Irmãos batizados apenas com sobrenome do pai conseguem retificação de registro civil para incluir patronímico materno

Membro do Instituto Brasileiro de Direito de Família – IBDFAM, a advogada Laís Mello Haffers ajuizou ação com o irmão para retificar o registro civil de ambos. A decisão da 4ª Vara Cível de Araraquara, em São Paulo, permitiu a inclusão do sobrenome da mãe dos requerentes no registro civil, que foram batizados apenas com o patronímico paterno.

Segundo o juiz Humberto Isaias Gonçalves Rios, responsável pela análise do caso, o pedido para a inclusão do nome de família materno encontra respaldo no artigo 16 do Código Civil de 2002 e permite melhor identificação do ramo familiar ao qual pertence a parte. “Ressalta-se que a retificação não trará prejuízos a terceiros, à ordem pública e à segurança jurídica”, pontuou.

O representante do Ministério Público apresentou parecer favorável. “O direito ao nome que retrate a correta identificação familiar é direito da personalidade, que deve ser sobreposto à regra da imutabilidade do nome. Com isso, a genealogia materna será preservada”, enfatizou o texto assinado pelo promotor de Justiça José Carlos Monteiro e pelo analista jurídico André Luiz Martins Modé.

O parecer também resgata decisão da 3ª Turma do Superior Tribunal de Justiça – STJ, no Recurso Especial – REsp 1.873.918/SP, em que a relatora, ministra Nancy Andrighi, entendeu que tais pretensões têm por objetivo “preservar a intimidade, a autonomia da vontade, a vida privada, os valores e as crenças das pessoas, bem como a manutenção e perpetuação da herança familiar”.

Leia a íntegra da decisão da 4ª Vara Cível de Araraquara e o parecer do Ministério Público de São Paulo no Banco de Jurisprudência do IBDFAM (acesso exclusivo para associados).

Peculiaridades do caso

“Ao sermos registrados, os nossos pais optaram por transmitir dois sobrenomes paternos, de forma a excluir a participação do patronímico materno. Bem por isso, eu e o meu irmão sempre tivemos a intenção de homenagear a nossa mãe e possibilitar a continuidade do nome alemão, que vem-se perdendo nas gerações justamente pela preponderância do nome masculino. O caso em questão ainda guarda algumas peculiaridades”, comenta Laís.

Enquanto o irmão apenas introduziu o sobrenome da mãe em seu registro, ela optou também por suprimir um dos patronímicos paternos. “O meu irmão desejava apenas o acréscimo do nome materno, logo após o seu prenome. Enquanto, por questões pessoais, eu desejava a supressão de um sobrenome paterno e a colocação do nome materno por último, tendo em vista que no Brasil não há obrigatoriedade na ordem dos nomes. Trata-se, pois, de mera questão cultural o sobrenome paterno por último.”

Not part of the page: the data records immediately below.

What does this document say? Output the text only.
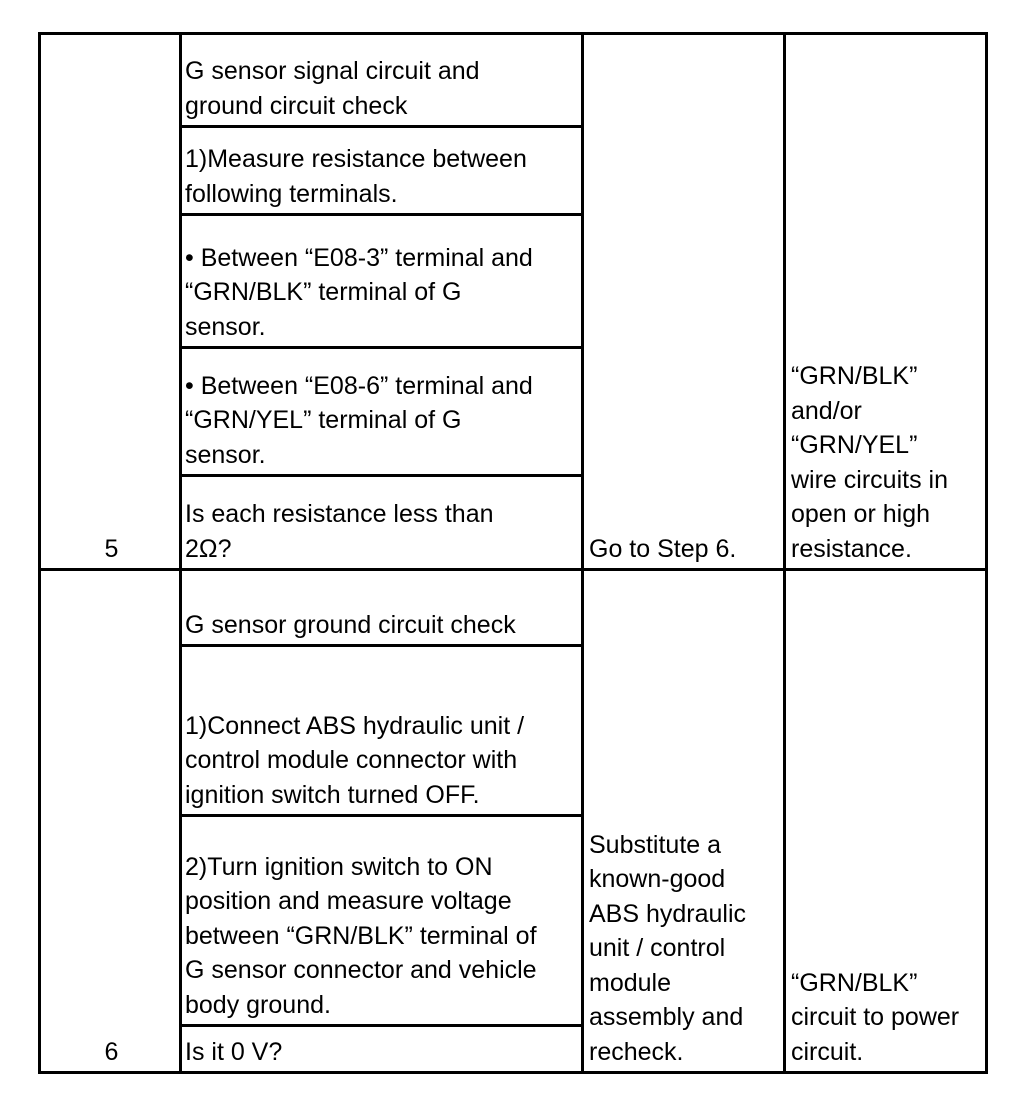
5
G sensor signal circuit and
ground circuit check
1)Measure resistance between
following terminals.
• Between “E08-3” terminal and
“GRN/BLK” terminal of G
sensor.
• Between “E08-6” terminal and
“GRN/YEL” terminal of G
sensor.
Is each resistance less than
2Ω?	Go to Step 6.
“GRN/BLK”
and/or
“GRN/YEL”
wire circuits in
open or high
resistance.
6
G sensor ground circuit check
1)Connect ABS hydraulic unit /
control module connector with
ignition switch turned OFF.
2)Turn ignition switch to ON
position and measure voltage
between “GRN/BLK” terminal of
G sensor connector and vehicle
body ground.
Is it 0 V?
Substitute a
known-good
ABS hydraulic
unit / control
module
assembly and
recheck.
“GRN/BLK”
circuit to power
circuit.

Outras formas de reconhecer um indivíduo

A advogada diz que a decisão da Justiça de São Paulo está em conformidade com o pensamento de que o nome perdeu a importância outrora depositada no reconhecimento de uma pessoa. “Isto porque, nos dias atuais, há outras formas de reconhecer um indivíduo, a citar como exemplo: número de RG, CPF, biometria, DNA, facial, entre outros. Tal mudança impactou diretamente na relativização do princípio da imutabilidade do nome.”

“Somado a isso, entendo que a decisão também se atentou ao fato do nome ser atributo da personalidade, vinculado diretamente à dignidade da pessoa humana. Sendo o nome pessoal, as dores e anseios também o são. Portanto, comprovada a ausência de prejuízo a terceiros e diante da justificativa plausível, não há maiores obstáculos para sua retificação.”

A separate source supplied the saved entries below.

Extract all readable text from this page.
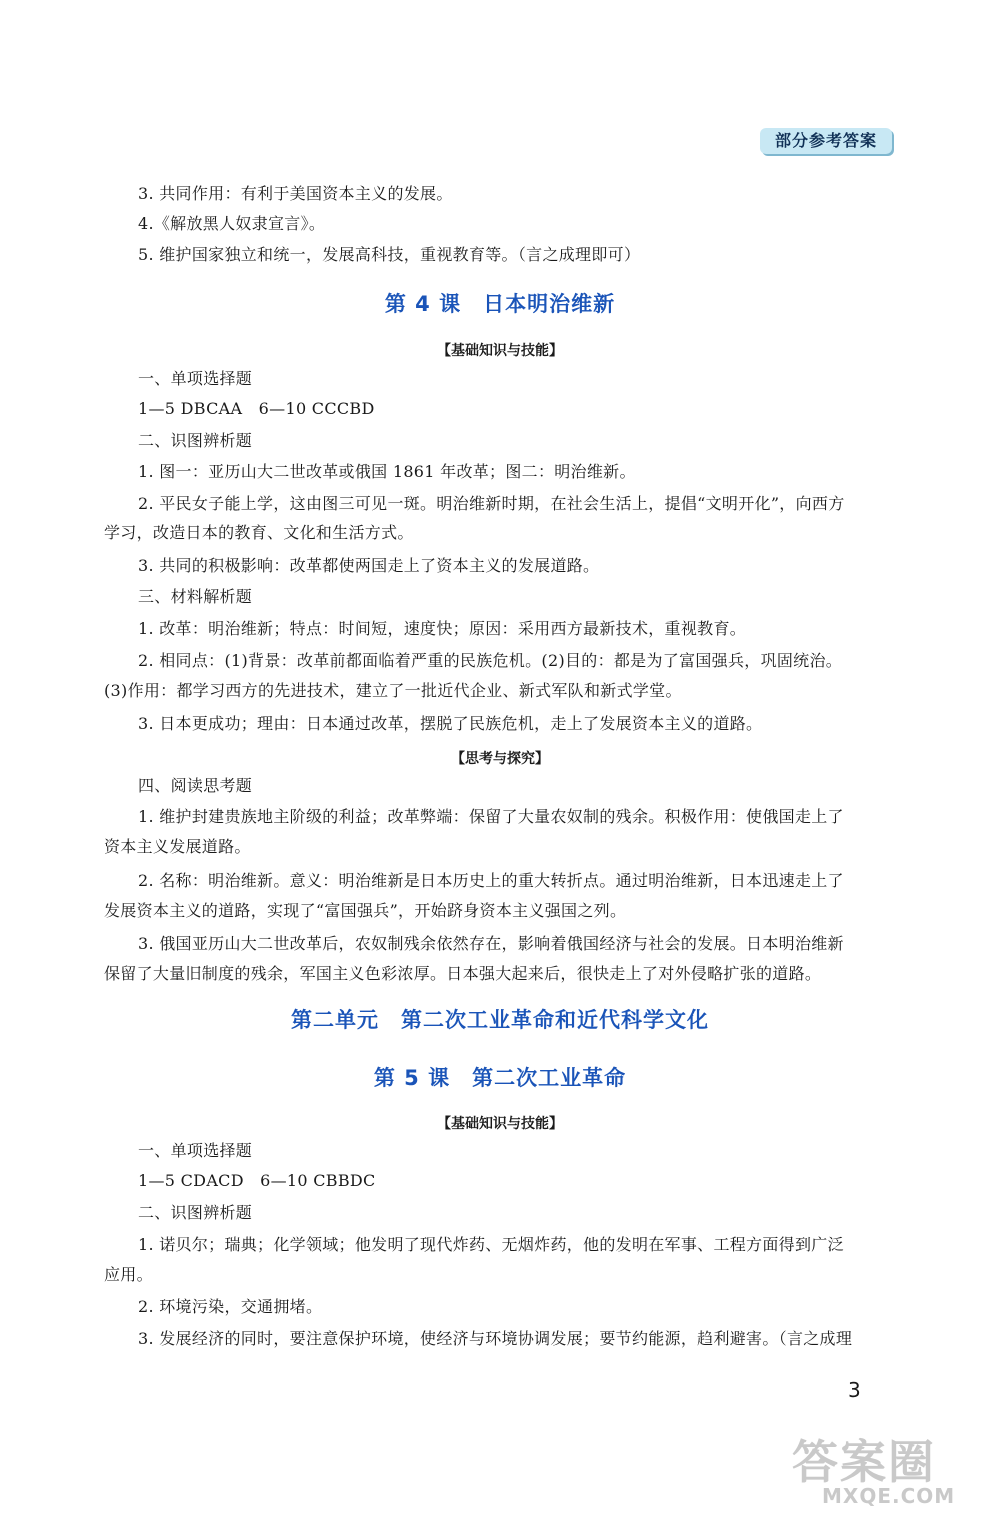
部分参考答案
3. 共同作用：有利于美国资本主义的发展。
4.《解放黑人奴隶宣言》。
5. 维护国家独立和统一，发展高科技，重视教育等。（言之成理即可）
第 4 课　日本明治维新
【基础知识与技能】
一、单项选择题
1—5 DBCAA　6—10 CCCBD
二、识图辨析题
1. 图一：亚历山大二世改革或俄国 1861 年改革；图二：明治维新。
2. 平民女子能上学，这由图三可见一斑。明治维新时期，在社会生活上，提倡“文明开化”，向西方
学习，改造日本的教育、文化和生活方式。
3. 共同的积极影响：改革都使两国走上了资本主义的发展道路。
三、材料解析题
1. 改革：明治维新；特点：时间短，速度快；原因：采用西方最新技术，重视教育。
2. 相同点：(1)背景：改革前都面临着严重的民族危机。(2)目的：都是为了富国强兵，巩固统治。
(3)作用：都学习西方的先进技术，建立了一批近代企业、新式军队和新式学堂。
3. 日本更成功；理由：日本通过改革，摆脱了民族危机，走上了发展资本主义的道路。
【思考与探究】
四、阅读思考题
1. 维护封建贵族地主阶级的利益；改革弊端：保留了大量农奴制的残余。积极作用：使俄国走上了
资本主义发展道路。
2. 名称：明治维新。意义：明治维新是日本历史上的重大转折点。通过明治维新，日本迅速走上了
发展资本主义的道路，实现了“富国强兵”，开始跻身资本主义强国之列。
3. 俄国亚历山大二世改革后，农奴制残余依然存在，影响着俄国经济与社会的发展。日本明治维新
保留了大量旧制度的残余，军国主义色彩浓厚。日本强大起来后，很快走上了对外侵略扩张的道路。
第二单元　第二次工业革命和近代科学文化
第 5 课　第二次工业革命
【基础知识与技能】
一、单项选择题
1—5 CDACD　6—10 CBBDC
二、识图辨析题
1. 诺贝尔；瑞典；化学领域；他发明了现代炸药、无烟炸药，他的发明在军事、工程方面得到广泛
应用。
2. 环境污染，交通拥堵。
3. 发展经济的同时，要注意保护环境，使经济与环境协调发展；要节约能源，趋利避害。（言之成理
3
答案圈
MXQE.COM
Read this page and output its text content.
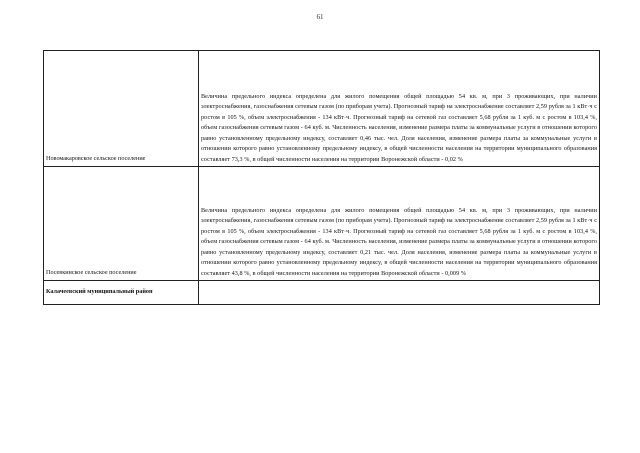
61
Новомакаровское сельское поселение	Величина предельного индекса определена для жилого помещения общей площадью 54 кв. м, при 3 проживающих, при наличии электроснабжения, газоснабжения сетевым газом (по приборам учета). Прогнозный тариф на электроснабжение составляет 2,59 рубля за 1 кВт·ч с ростом в 105 %, объем электроснабжения - 134 кВт·ч. Прогнозный тариф на сетевой газ составляет 5,68 рубля за 1 куб. м с ростом в 103,4 %, объем газоснабжения сетевым газом - 64 куб. м. Численность населения, изменение размера платы за коммунальные услуги в отношении которого равно установленному предельному индексу, составляет 0,46 тыс. чел. Доля населения, изменение размера платы за коммунальные услуги в отношении которого равно установленному предельному индексу, в общей численности населения на территории муниципального образования составляет 73,3 %, в общей численности населения на территории Воронежской области - 0,02 %
Посевкинское сельское поселение	Величина предельного индекса определена для жилого помещения общей площадью 54 кв. м, при 3 проживающих, при наличии электроснабжения, газоснабжения сетевым газом (по приборам учета). Прогнозный тариф на электроснабжение составляет 2,59 рубля за 1 кВт·ч с ростом в 105 %, объем электроснабжения - 134 кВт·ч. Прогнозный тариф на сетевой газ составляет 5,68 рубля за 1 куб. м с ростом в 103,4 %, объем газоснабжения сетевым газом - 64 куб. м. Численность населения, изменение размера платы за коммунальные услуги в отношении которого равно установленному предельному индексу, составляет 0,21 тыс. чел. Доля населения, изменение размера платы за коммунальные услуги в отношении которого равно установленному предельному индексу, в общей численности населения на территории муниципального образования составляет 43,8 %, в общей численности населения на территории Воронежской области - 0,009 %
Калачеевский муниципальный район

Retificações de registro civil proporcionam paz interior

Para Laís, há, na decisão, uma expressão de valores do Direito das Famílias contemporâneo. “A evolução da sociedade nos levou à concepção atual de eudemonista, de busca da felicidade, ao passo que a jurisprudência tem cada vez mais caminhado no sentido de proporcionar a felicidade às partes no âmbito do Direito das Famílias, de maneira a proporcionar um olhar mais cuidadoso em cada caso.”

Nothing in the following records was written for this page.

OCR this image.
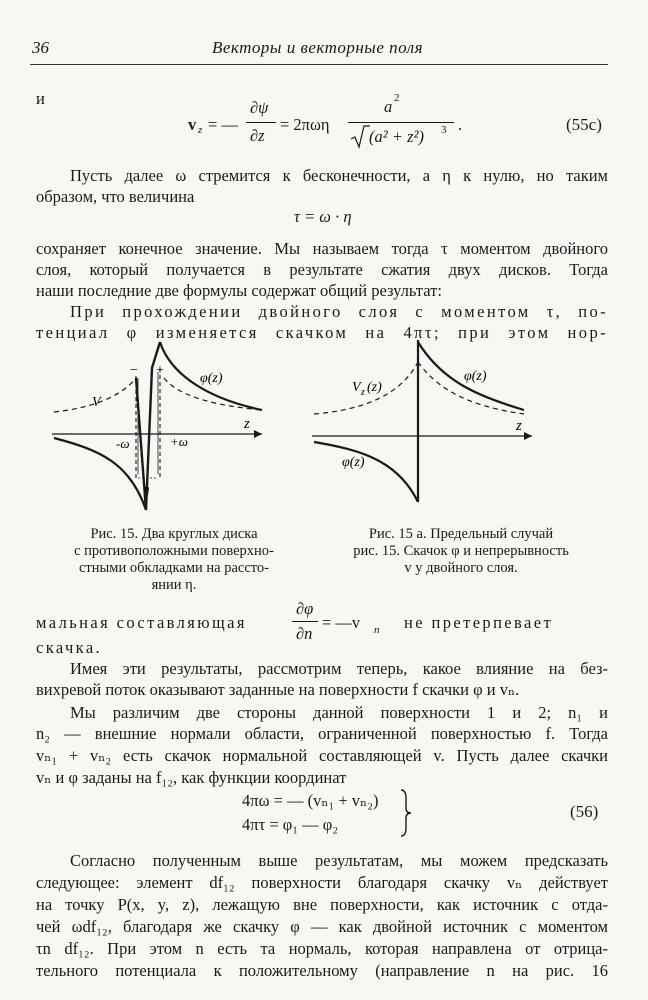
36	Векторы и векторные поля
и
v z = —
∂ψ
∂z
= 2πωη
a 2
(a² + z²) 3 .	(55c)
Пусть далее ω стремится к бесконечности, а η к нулю, но таким
образом, что величина
τ = ω · η
сохраняет конечное значение. Мы называем тогда τ моментом двойного
слоя, который получается в результате сжатия двух дисков. Тогда
наши последние две формулы содержат общий результат:
При прохождении двойного слоя с моментом τ, по-
тенциал φ изменяется скачком на 4πτ; при этом нор-
η
φ(z)
V
− +
-ω	+ω
z
φ(z)
V z (z)
φ(z)
z
Рис. 15. Два круглых диска
с противоположными поверхно-
стными обкладками на рассто-
янии η.
Рис. 15 а. Предельный случай
рис. 15. Скачок φ и непрерывность
v у двойного слоя.
мальная составляющая
∂φ
∂n
= —v n не претерпевает
скачка.
Имея эти результаты, рассмотрим теперь, какое влияние на без-
вихревой поток оказывают заданные на поверхности f скачки φ и vₙ.
Мы различим две стороны данной поверхности 1 и 2; n₁ и
n₂ — внешние нормали области, ограниченной поверхностью f. Тогда
vₙ₁ + vₙ₂ есть скачок нормальной составляющей v. Пусть далее скачки
vₙ и φ заданы на f₁₂, как функции координат
4πω = — (vₙ₁ + vₙ₂)
4πτ = φ₁ — φ₂
(56)
Согласно полученным выше результатам, мы можем предсказать
следующее: элемент df₁₂ поверхности благодаря скачку vₙ действует
на точку P(x, y, z), лежащую вне поверхности, как источник с отда-
чей ωdf₁₂, благодаря же скачку φ — как двойной источник с моментом
τn df₁₂. При этом n есть та нормаль, которая направлена от отрица-
тельного потенциала к положительному (направление n на рис. 16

“Sendo assim, a felicidade por ser subjetiva e o nome de quórum íntimo, as retificações de registro civil demonstram justamente a preocupação em proporcionar paz interior a quem pleiteia. E, é justamente isso que a decisão nos diz, não é plausível negar o acolhimento de desejos íntimos. Ora, se não há prejuízo para terceiros, por que negar a felicidade ao requerente?”, conclui a advogada.